Between labor and parts, a 757 heavy C check might cost $2 million to $3 million. Might be more, could be less, but $8 million to $12 million, as you well know, amounts to rounding errors for an airline with $24 billion of annual revenue. AMR is on target to lose about $1.2 billion or more in 2011. $8 million to $12 million is less than one-tenth of one percent of that expected loss. Blow the budget? That's a little melodramatic.
Why send the four 757s to Timco? Probably to get some evidence for the executive suite and their army of consultants about whether outsourcing is more or less expensive than insourcing, taking into account the quality of the work and the turnaround time. The jury may no longer "be out" once these four airplanes are returned from Timco.

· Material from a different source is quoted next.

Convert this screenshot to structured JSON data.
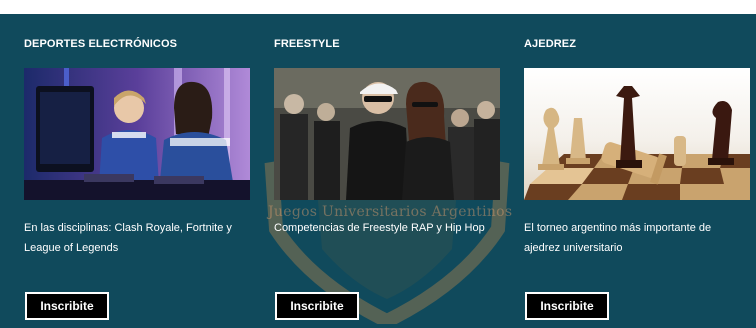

Once AA is forced to pay market rates for its line maintenance (and that market rate is nearly $50/hr, no?), many of the Tulsa chest-thumpers will no doubt move from their low-cost haven to the high-cost cities to chase that $100k annual income in NYC or LAX or MIA or CHI. Pigs will fly, of course, before AA agrees to pay $50/hr in Tulsa or Fort Worth for heavy overhaul. And besides, with the impending AMT shortage (especially among holders of A&P tickets), AA won't have enough mechanics to cover both the line and the bases. Makes sense to me to finally experiment with what has worked at UA and most other competitors - finding lower-cost providers of heavy overhaul.
Maybe the future of inhouse heavy overhaul at AA would consist of some $50/hr A&Ps supervising a larger army (larger than it is today) of $25/hr OSMs and other helpers. Apparently in El Salvador, it's some $5/hr mechanics overseeing a bunch of $2/hr helpers.